A cereja do bolo dessa reforma, na opinião de muitos, é a criação do Comitê Gestor. Atualmente, lidamos com mais de 27 regulamentos de ICMS, além de uma enxurrada de normas fiscais e boletins informativos, tudo isso para a apuração de um único imposto. Com o advento do Comitê Gestor, teremos um único conjunto de regulamentos, uma interpretação unificada e, se tudo correr como planejado, uma gestão tributária eficiente. Nesse novo cenário, o contribuinte pagará o IBS para um único órgão, que se encarregará de distribuir os recursos aos estados e municípios pertinentes.
A criação do Comitê Gestor é uma das inovações da reforma que contribui para a simplificação. A organização dessa instituição terá um papel crucial na operacionalização do IBS, sendo imperativo que o Comitê Gestor e a Receita Federal tenham entendimentos muito semelhantes, até mesmo idênticos, uma vez que o IBS e a CBS são tributos irmãos.
Inclusive, o projeto de Lei Complementar do IBS e da CBS apresentado pelo governo prevê especificamente a atuação conjunta entre as duas entidades, com a criação de uma plataforma unificada e o compartilhamento de dados entre elas.

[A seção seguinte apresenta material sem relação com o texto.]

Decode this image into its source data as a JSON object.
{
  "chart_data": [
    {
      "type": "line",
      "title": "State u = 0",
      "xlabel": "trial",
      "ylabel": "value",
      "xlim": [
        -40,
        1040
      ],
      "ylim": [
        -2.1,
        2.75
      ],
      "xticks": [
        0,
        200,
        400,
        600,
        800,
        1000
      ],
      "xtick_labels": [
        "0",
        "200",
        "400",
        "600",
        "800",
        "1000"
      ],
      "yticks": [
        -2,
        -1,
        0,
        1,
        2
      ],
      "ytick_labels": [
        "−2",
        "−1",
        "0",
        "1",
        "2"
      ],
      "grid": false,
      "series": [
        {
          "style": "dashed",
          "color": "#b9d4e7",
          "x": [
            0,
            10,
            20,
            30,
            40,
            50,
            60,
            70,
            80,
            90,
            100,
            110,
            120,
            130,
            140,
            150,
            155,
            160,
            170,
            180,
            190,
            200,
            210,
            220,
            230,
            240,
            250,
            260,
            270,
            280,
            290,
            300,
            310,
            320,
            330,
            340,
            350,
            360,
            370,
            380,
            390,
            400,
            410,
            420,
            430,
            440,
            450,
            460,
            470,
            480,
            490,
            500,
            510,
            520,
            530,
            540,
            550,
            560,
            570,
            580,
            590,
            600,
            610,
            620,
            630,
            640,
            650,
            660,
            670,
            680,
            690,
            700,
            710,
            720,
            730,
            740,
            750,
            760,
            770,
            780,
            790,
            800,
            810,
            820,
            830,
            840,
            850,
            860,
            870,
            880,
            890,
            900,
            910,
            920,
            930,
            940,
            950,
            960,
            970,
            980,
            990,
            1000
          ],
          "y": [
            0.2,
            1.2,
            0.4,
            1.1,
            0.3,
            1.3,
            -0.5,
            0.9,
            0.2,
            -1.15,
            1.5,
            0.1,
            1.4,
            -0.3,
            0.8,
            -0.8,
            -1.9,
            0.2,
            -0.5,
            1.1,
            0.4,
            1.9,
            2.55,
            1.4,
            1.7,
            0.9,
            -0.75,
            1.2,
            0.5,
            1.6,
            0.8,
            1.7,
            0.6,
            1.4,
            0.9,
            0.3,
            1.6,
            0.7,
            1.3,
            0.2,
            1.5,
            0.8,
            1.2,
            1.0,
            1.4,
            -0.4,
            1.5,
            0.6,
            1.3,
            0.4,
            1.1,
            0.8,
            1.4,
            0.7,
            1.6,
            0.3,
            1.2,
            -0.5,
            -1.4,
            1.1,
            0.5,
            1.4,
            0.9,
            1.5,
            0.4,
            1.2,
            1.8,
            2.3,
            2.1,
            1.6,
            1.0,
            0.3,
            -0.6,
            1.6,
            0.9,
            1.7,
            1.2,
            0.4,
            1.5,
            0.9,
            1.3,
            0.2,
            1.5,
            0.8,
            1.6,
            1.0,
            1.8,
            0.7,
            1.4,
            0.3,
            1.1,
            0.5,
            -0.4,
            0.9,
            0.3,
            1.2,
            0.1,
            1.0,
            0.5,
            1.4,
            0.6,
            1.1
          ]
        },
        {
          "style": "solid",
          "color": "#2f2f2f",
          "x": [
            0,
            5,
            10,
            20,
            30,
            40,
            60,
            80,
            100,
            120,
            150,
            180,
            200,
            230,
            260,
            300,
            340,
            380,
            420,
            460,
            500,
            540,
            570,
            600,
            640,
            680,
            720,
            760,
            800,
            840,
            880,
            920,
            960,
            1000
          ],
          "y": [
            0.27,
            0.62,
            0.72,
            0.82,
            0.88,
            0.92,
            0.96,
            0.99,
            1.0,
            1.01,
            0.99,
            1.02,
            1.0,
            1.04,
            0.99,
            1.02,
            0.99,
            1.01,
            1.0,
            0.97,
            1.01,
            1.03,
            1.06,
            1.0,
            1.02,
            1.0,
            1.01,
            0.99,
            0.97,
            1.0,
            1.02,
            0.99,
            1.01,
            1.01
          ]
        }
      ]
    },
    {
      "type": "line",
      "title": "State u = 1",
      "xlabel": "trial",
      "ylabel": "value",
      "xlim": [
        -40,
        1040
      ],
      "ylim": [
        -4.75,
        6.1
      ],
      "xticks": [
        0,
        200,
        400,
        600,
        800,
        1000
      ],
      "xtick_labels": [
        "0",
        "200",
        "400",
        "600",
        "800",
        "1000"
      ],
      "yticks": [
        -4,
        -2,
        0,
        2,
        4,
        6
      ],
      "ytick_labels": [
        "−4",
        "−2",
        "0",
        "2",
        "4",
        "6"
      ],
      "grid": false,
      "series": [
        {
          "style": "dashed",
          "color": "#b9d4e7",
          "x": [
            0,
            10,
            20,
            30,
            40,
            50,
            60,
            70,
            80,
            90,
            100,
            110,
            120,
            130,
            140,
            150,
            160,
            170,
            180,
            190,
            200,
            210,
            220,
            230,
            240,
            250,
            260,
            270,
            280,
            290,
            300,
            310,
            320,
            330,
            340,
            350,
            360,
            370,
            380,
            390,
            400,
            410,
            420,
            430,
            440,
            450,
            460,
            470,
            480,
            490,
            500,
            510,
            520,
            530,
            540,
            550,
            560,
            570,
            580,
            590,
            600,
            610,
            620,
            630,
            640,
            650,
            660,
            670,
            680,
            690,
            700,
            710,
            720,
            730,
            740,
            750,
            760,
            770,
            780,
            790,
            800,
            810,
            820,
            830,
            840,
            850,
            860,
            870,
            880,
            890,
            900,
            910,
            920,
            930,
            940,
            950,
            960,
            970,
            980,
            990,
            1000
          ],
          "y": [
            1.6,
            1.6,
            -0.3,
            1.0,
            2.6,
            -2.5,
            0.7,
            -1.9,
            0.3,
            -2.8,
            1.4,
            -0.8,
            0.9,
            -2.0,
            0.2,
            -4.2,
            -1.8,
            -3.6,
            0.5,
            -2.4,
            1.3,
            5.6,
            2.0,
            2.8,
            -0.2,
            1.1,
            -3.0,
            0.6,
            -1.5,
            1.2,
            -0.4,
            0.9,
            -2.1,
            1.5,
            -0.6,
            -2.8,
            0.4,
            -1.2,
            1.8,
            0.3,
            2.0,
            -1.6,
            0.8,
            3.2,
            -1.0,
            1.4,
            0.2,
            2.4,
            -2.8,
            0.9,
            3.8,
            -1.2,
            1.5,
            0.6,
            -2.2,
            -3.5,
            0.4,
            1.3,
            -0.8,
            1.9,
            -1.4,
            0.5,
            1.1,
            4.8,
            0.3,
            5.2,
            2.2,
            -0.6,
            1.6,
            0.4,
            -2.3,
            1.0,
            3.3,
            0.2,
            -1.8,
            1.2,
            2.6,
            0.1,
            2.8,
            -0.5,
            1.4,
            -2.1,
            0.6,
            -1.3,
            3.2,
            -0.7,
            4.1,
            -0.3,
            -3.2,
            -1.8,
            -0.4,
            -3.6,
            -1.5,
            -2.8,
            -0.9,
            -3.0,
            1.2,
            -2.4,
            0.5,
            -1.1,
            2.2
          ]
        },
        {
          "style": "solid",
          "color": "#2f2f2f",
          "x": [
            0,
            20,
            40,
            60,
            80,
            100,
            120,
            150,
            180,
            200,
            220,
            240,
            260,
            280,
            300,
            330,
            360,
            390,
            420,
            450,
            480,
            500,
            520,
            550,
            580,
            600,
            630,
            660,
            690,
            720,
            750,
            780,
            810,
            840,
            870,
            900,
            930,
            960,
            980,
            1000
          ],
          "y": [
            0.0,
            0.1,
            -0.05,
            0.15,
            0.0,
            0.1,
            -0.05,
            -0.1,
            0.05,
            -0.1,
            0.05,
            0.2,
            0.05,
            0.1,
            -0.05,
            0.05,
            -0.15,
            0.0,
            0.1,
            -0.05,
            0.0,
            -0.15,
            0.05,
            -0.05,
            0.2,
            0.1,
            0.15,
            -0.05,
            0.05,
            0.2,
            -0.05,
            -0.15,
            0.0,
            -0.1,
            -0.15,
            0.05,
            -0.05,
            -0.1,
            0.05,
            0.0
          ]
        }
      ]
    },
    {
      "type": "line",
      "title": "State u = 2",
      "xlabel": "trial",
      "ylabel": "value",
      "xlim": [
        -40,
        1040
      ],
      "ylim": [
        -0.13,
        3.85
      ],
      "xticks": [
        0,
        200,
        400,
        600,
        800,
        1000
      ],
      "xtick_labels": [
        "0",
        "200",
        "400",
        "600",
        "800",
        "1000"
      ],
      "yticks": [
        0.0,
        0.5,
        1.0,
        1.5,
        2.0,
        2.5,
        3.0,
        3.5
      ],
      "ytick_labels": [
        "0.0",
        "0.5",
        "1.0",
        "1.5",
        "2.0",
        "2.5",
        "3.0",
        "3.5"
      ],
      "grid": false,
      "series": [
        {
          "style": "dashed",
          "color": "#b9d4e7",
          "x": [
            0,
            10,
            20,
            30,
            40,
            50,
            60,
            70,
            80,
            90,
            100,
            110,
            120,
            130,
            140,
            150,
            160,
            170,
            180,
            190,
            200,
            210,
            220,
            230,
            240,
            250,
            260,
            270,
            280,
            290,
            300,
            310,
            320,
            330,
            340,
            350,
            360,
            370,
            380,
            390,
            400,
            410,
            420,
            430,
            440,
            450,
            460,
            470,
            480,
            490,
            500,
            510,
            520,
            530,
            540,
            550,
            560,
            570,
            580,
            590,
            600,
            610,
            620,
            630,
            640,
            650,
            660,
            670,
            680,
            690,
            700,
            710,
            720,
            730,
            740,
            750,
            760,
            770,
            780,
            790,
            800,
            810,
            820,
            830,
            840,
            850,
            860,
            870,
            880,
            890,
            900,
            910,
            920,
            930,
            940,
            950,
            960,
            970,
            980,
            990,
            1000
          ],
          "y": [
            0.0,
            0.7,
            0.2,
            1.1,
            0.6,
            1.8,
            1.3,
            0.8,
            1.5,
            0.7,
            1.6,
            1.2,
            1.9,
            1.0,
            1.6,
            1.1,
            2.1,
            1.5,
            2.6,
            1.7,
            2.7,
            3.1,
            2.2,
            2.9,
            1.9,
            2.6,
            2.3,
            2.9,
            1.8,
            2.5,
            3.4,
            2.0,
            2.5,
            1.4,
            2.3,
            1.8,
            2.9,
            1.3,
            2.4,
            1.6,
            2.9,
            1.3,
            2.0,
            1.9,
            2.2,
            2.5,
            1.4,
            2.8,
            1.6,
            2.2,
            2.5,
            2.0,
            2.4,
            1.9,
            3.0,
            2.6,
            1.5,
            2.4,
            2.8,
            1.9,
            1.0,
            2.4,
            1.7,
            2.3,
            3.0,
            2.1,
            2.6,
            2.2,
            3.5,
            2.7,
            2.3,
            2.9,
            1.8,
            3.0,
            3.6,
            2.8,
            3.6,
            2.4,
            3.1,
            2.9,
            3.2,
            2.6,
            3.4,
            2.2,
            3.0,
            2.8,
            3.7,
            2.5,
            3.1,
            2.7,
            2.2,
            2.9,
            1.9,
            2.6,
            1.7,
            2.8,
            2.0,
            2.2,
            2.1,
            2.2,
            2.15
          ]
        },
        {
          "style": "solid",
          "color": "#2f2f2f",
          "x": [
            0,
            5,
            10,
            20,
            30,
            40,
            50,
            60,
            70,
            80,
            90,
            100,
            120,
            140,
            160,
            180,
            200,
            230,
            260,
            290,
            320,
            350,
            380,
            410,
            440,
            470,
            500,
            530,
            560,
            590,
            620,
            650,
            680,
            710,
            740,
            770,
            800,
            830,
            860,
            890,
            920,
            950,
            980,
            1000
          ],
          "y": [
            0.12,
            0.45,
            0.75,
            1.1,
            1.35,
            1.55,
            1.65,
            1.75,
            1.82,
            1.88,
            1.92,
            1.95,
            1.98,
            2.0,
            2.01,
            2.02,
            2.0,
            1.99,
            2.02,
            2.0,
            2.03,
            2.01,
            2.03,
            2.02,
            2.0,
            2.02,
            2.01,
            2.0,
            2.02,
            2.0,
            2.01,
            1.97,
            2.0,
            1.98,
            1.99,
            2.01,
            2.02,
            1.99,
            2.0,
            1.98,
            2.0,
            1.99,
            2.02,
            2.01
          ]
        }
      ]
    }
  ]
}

No entanto, a reforma trará um impacto complicado para as empresas que usufruem de benefícios fiscais do ICMS, com a extinção desses incentivos até 2032. A EC 132 trouxe regimes beneficiados com alíquota reduzida em até 100% para alguns setores, porém, esses regimes serão implementados em nível nacional, permitindo que as empresas que se beneficiam dessas vantagens se instalem em qualquer estado do país.
Isso significa que teremos um longo caminho de planejamento logístico ligado à reformulação de muitos modelos de negócios. Se hoje você vende seu produto por um valor, considerando os incentivos fiscais, essa formulação de preço passará por ajustes iniciando em 2026, pois o IBS e a CBS serão calculados por fora e, como já mencionado, o fornecedor receberá o preço líquido pela venda de suas mercadorias.
Outro ponto muito relevante é a necessidade de planejar a extinção do ICMS, PIS, COFINS e IPI. A mudança dos tributos pode deixar resíduos, especialmente os créditos tributários, que as empresas precisarão gerenciar antes de 2032, para não perderem dinheiro.
As empresas precisarão modificar a cultura tributária dentro de seus negócios. O departamento de compras demandará mais conhecimento tributário, assim como o de vendas. Os gestores financeiros precisarão conhecer melhor o fluxo de caixa de suas empresas. A margem de lucro deverá ser ajustada sem considerar os tributos, e a logística será realizada de acordo com a localização real da empresa, sem considerar mudanças por tributação favorecida.
Todas as adequações necessárias gerarão um verdadeiro caos nas empresas, com a implementação de novos sistemas tecnológicos, que serão extremamente necessários, especialmente no período de transição, já que teremos os dois modelos convivendo juntos, além da mudança de cultura.
No entanto, após 2032, se tudo correr bem, teremos de fato regras tributárias mais simples que as atuais. Podem não ser as mais simples possíveis, considerando a infinidade de exceções existentes, mas será mais fácil de se trabalhar com elas.
Sendo assim, embora o novo sistema que está sendo desenhado não seja o ideal, ele é mais simples que o atual e poderá trazer um pouco de organização para os profissionais que atuam nas áreas fiscal, contábil e tributária das empresas, bem como facilitará a fiscalização dos fiscos. No entanto, tudo dependerá da modificação de uma cultura tributária enraizada dentro de muitos profissionais e empresários.